Still. Talk about a hard way to go. Yes, they can often reach higher than normal when standing atop crusted snow. But they just as often get confined to trees when deep, powdery snow covers the land like floodwaters, making ground-foraging impossible.


Don’t underestimate such hardships. Research shows that turkeys can’t live and forage for weeks in treetops. In a 2011 study during a month-plus flood in Louisiana, Michael Chamberlain documented only one in five GPS-collared turkeys survived.


Chamberlain noted that turkeys move to higher ground if they know it exists. But if that ground isn’t above the floodwaters, turkeys just keep searching familiar turf until starving to death. Here’s how those birds died: A bobcat killed one hen the day the flood began. Another hen died after 21 days, and a third simply disappeared. Chamberlain didn’t know if the missing hen’s collar malfunctioned or if the flood destroyed it. The lone surviving hen found dry ground 29 days into the flood as waters receded. The lone tom died in a water-inundated area 31 days into the flood.

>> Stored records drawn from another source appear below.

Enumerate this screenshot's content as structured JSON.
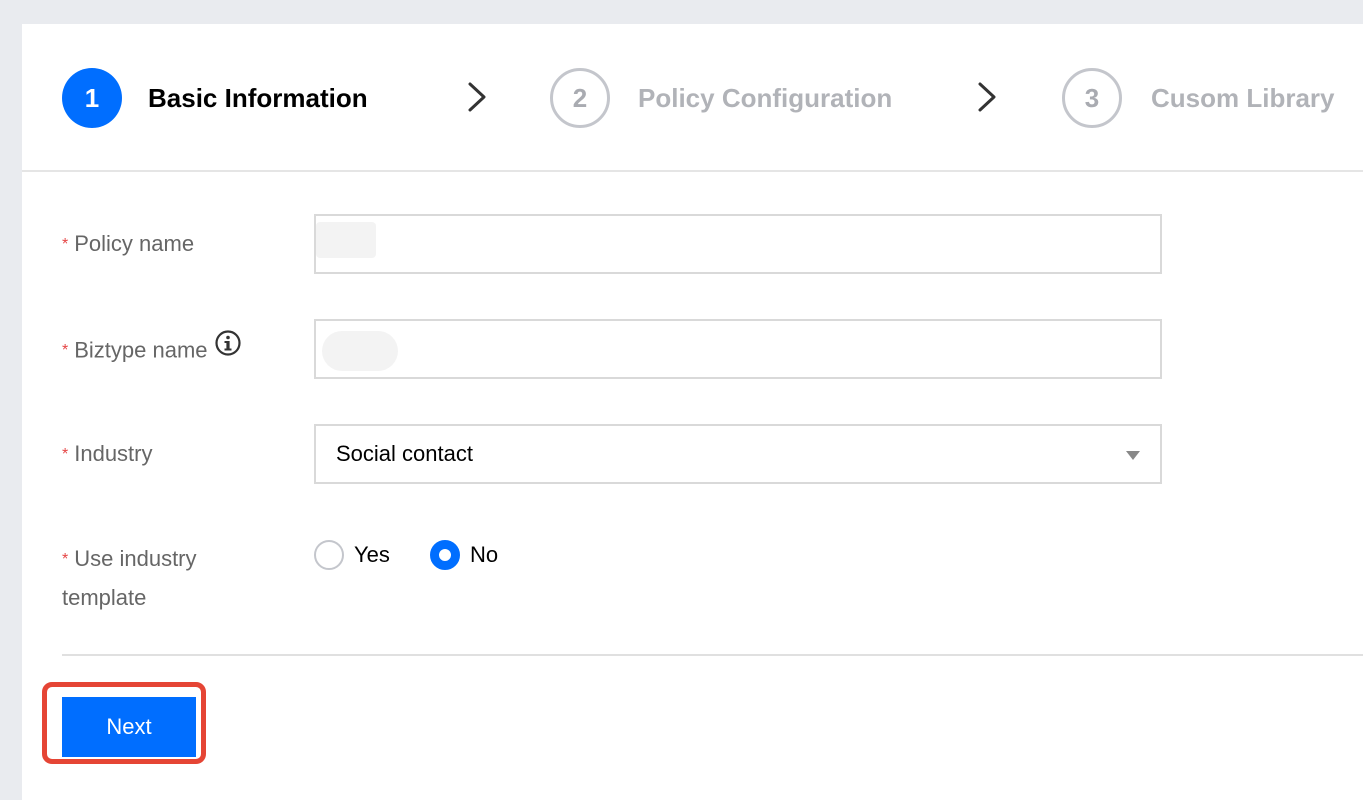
{
  "stepper": {
    "steps": [
      {
        "number": "1",
        "label": "Basic Information",
        "state": "active"
      },
      {
        "number": "2",
        "label": "Policy Configuration",
        "state": "inactive"
      },
      {
        "number": "3",
        "label": "Cusom Library",
        "state": "inactive"
      }
    ]
  },
  "form": {
    "required_mark": "*",
    "policy_name": {
      "label": "Policy name",
      "value": ""
    },
    "biztype_name": {
      "label": "Biztype name",
      "value": "",
      "icon": "info-icon"
    },
    "industry": {
      "label": "Industry",
      "selected": "Social contact"
    },
    "use_industry_template": {
      "label_line1": "Use industry",
      "label_line2": "template",
      "options": [
        {
          "label": "Yes",
          "checked": false
        },
        {
          "label": "No",
          "checked": true
        }
      ]
    }
  },
  "footer": {
    "next_label": "Next"
  },
  "colors": {
    "accent": "#006eff",
    "highlight": "#e54535",
    "required": "#e54545"
  }
}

No similar study has followed Northwoods turkeys in winter to see how they survive. You would assume, however, that they’d require more food, given winter’s severe cold, and struggle to survive a month if stranded by deep powder.


Meanwhile, there’s no shortage of hunters chasing the North’s turkeys. The DNR typically sells all of its forest tags during the annual December draw. Among those hunting forest turkeys is John Maier, who owns a cabin west of Clam Lake.


“The absolute best thing about turkey hunting up there is that you can go after turkeys pretty much anywhere you see them,” Maier said. “It’s all public land, and it’s a blast. I see birds everywhere in Door County, but they’re all on farms where they’re already being hunted.”


An added bonus, of course, is that those 82% of hunters who don’t kill a Northwoods turkey seldom blame it on wolves.


Or maybe I just don’t get around enough up there.

John Maier of Door County shot this gobbler in May 2020 after his wife, Brenda, called it in while they hunted the Chequamegon-Nicolet National Forest east of Hayward.